A hard disc controller is coupled between the CPU and the hard disc to control the flow of data between the CPU and hard disc, and to control positioning of the hard disc read/write heads for accessing desired hard disc sectors. Data that the host CPU wants to store on the disc memory is first stored in a buffer memory within the controller. The controller then reads the buffer memory and writes the data to the hard disc at storage locations specified by the host CPU. Data that the host wants to retrieve from the disc memory are requested by the host CPU and retrieved from disc to the buffer memory by the disc controller. The data are then sent to the host by the disc controller via an interface.
The physical geometry of a hard disc surface refers to the disc drive configuration, including the number of tracks or cylinders, sectors per track, and heads. Due to limitations in some host system software, not all disc drive physical geometries are supported. Consequently, to promote compatibility with such host systems, the disc drive software often emulates a given physical geometry. Such emulated geometry is termed logical disc geometry to differentiate it from the physical or actual geometry of a disc drive.
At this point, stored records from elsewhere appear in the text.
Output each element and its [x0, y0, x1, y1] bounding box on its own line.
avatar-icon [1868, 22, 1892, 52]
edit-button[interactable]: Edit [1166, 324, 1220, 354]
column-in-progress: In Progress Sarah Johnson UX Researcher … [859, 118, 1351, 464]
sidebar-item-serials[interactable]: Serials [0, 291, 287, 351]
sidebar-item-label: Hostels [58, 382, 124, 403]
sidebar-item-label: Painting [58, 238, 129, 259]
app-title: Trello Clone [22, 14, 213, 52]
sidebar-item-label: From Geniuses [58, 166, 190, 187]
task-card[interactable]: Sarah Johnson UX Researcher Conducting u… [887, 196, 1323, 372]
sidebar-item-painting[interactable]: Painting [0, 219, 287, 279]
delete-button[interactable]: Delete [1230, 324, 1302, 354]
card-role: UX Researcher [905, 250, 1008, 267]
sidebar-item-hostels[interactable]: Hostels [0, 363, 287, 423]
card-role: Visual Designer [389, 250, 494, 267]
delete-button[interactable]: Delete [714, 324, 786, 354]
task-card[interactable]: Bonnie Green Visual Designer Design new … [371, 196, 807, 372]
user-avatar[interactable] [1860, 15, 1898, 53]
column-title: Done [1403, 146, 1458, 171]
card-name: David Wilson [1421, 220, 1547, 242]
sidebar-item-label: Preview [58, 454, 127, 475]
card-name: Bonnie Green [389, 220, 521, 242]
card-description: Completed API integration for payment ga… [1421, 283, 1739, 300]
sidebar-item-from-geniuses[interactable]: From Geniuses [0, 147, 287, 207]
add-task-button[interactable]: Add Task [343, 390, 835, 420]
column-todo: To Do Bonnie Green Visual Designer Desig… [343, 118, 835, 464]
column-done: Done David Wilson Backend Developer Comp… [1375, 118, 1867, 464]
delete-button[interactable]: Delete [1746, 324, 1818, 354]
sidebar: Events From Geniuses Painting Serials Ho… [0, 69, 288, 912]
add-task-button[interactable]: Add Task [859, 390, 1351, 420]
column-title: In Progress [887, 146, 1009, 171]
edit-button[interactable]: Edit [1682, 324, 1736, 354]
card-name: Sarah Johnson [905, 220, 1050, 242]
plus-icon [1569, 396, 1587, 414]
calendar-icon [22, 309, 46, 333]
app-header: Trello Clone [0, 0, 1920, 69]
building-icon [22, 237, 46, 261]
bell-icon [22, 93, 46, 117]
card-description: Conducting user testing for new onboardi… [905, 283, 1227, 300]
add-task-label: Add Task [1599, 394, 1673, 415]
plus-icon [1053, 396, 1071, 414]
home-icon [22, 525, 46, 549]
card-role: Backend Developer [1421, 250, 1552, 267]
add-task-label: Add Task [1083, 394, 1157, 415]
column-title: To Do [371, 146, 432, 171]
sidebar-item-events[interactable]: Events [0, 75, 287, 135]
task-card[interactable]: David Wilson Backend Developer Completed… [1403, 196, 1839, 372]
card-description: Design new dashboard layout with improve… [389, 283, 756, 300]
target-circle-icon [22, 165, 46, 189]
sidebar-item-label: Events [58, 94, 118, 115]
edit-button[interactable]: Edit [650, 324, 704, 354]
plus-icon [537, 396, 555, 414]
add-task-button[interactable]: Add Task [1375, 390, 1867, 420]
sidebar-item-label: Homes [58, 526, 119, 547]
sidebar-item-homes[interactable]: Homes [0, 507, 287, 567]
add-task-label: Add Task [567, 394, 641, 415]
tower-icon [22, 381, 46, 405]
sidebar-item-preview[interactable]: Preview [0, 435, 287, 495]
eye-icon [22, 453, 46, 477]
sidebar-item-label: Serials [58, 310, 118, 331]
Historically and continuing to the present, the host CPU specifies memory storage locations in terms of physical hard disc addresses, for example, by specifying hard disc cylinder, head and sector (collectively, “CHS”) whereat desired data are to be found or stored. Also, different systems will provide different types of addressing. For example, a CPU may supply through a host interface either a logical CHS (LCHS) or a logical block address (LBA). In either case, it is necessary that the disc controller be able to translate the received address into a physical address for accessing the disc drive. The necessary physical-to-logical address conversions take place under control of a local microprocessor associated with the hard disc controller unit. Generally, to be competitive in the commercial market place, the local microprocessor is a relatively inexpensive, low performance component.
Atsatt, et. al. disclosed a method and system for high-speed address translation with defect management in U.S. Pat. No. 5,983,309 (the Atsatt patent). The Atsatt patent discloses utilizing a physical zone table to translate logical addresses to physical addresses using a serpentine recording scheme, wherein all data on a given surface is transferred, within a recording zone, before switching heads. However, the Atsatt Patent did not contemplate multiple-serpent recording schemes wherein more than one serpent may be employed within a recording zone. In other words, the physical zone table of Atsatt is applicable only when there is one serpent per recording zone.
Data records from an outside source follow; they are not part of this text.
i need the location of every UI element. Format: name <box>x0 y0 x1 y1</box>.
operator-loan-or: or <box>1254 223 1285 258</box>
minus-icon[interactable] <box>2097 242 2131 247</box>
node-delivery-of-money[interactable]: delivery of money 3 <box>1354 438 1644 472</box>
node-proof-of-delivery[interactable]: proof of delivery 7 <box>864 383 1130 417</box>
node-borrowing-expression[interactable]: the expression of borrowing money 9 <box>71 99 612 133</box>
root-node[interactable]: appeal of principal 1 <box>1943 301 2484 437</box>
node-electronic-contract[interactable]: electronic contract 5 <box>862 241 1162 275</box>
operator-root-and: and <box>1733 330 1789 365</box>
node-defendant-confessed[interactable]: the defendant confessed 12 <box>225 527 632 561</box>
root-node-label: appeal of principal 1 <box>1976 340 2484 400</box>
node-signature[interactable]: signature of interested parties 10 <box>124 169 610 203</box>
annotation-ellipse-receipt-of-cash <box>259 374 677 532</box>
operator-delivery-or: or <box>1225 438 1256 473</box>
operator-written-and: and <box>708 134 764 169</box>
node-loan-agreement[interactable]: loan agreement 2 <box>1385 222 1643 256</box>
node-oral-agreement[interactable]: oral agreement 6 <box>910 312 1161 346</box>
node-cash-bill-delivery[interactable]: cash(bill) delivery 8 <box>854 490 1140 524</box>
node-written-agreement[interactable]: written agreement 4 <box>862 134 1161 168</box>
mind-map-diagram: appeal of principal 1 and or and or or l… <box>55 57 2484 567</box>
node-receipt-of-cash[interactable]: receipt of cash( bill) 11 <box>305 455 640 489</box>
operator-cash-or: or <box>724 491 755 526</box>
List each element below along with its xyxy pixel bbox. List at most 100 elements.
Also, it is likely that there will be defective sectors on a drive. Consequently, the disc controller will need to provide defect management in combination with logical-to-physical address translation. Another problem that has been encountered involves the use of conventional hardware to implement multiple serpents per zone. For example, traditional application specific integrated circuit (ASIC) hardware supports only the ‘down’ direction of serpents. Additionally, the physical zone table described in the Atsatt Patent has a maximum indexable range of only 256 entries.
Accordingly, there is a need for a method and apparatus for converting between physical LBAs and CHS addresses with defect management, when a surface-based multiple-serpent recording scheme is employed. Preferably, the method and apparatus will be capable of overcoming certain hardware limitations.